Lucas de los Santos

Personal information
- Full name: Lucas Paul de los Santos Ruiz Díaz
- Date of birth: 26 July 2001 (age 24)
- Place of birth: Paysandú, Uruguay
- Height: 1.82 m (6 ft 0 in)
- Position: Attacking midfielder

Team information
- Current team: Defensor Sporting

Youth career
- 0000–2021: Defensor Sporting

Senior career*
- Years: Team / Apps / (Gls)
- 2021–2023: Defensor Sporting / 61 / (0)
- 2023–2025: Puebla / 12 / (0)
- 2024–2025: → Celaya (loan) / 35 / (1)
- 2025–: Defensor Sporting / 12 / (0)

= Lucas de los Santos =

Uruguayan football player (born 2001)

Lucas Paul de los Santos Ruiz Díaz (born 26 July 2001) is a Uruguayan professional footballer who plays as a midfielder for Defensor Sporting.

==Career==
Lucas de los Santos played locally in his hometown of Paysandú before arriving in the capital to sign for Defensor Sporting and came through their youth ranks.

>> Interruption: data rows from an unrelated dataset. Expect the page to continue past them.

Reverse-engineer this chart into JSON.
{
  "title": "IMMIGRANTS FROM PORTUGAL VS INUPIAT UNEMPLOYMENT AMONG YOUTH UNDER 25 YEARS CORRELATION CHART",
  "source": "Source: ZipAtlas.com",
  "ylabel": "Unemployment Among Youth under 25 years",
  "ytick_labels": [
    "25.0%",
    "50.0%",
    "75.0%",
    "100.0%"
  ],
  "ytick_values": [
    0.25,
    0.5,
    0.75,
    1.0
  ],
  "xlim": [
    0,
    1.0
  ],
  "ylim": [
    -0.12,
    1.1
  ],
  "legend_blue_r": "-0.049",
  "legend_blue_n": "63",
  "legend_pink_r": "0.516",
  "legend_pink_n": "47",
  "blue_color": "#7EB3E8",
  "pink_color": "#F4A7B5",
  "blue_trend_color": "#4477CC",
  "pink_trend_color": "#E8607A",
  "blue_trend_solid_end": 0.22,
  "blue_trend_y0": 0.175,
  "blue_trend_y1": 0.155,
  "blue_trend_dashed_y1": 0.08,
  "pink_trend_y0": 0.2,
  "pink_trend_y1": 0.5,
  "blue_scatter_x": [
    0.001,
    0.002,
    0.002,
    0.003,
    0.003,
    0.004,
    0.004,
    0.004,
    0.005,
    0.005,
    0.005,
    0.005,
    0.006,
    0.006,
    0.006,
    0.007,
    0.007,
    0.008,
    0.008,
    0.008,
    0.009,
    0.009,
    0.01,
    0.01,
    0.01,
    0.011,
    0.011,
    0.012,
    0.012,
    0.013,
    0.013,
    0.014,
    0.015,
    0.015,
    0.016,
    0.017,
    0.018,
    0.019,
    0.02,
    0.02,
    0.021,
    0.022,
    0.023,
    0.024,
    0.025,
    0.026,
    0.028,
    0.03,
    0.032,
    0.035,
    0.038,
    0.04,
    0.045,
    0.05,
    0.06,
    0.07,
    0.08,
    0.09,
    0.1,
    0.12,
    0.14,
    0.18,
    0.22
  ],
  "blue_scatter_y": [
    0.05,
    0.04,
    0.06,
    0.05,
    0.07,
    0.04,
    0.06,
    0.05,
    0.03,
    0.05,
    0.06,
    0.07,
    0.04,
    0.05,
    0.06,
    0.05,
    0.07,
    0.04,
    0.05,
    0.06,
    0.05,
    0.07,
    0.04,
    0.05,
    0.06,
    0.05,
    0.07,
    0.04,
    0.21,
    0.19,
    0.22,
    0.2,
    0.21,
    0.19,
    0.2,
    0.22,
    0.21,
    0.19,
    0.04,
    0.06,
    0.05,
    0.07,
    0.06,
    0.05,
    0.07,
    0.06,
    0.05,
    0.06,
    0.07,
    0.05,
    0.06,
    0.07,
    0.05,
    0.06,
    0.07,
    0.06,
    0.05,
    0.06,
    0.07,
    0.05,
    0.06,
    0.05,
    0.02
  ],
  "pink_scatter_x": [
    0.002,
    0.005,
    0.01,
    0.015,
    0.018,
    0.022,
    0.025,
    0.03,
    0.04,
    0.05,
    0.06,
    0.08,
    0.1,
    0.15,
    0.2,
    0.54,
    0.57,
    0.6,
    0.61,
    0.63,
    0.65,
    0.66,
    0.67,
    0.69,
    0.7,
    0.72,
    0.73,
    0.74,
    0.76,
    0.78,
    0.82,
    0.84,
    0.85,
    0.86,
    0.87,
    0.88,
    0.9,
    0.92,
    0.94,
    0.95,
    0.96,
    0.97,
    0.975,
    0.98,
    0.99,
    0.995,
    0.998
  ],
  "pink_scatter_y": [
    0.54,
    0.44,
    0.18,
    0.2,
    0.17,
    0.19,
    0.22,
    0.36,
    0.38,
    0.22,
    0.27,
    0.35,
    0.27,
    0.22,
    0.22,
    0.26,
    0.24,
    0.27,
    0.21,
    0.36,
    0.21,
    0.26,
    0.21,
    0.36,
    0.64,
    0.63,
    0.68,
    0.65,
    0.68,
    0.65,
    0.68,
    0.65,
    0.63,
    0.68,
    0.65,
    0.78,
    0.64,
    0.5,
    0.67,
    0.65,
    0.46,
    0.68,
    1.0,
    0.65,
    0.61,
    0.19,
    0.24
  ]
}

He made his first team debut on 5 October, 2021 in the 1-0 defeat of Central Español in the Uruguayan Segunda División. Following their promotion in the 2021 promotion play offs, de los Santos made his debut in the Uruguayan Primera Division on 5 February, 2022 against Liverpool at the Estadio Luis Franzini.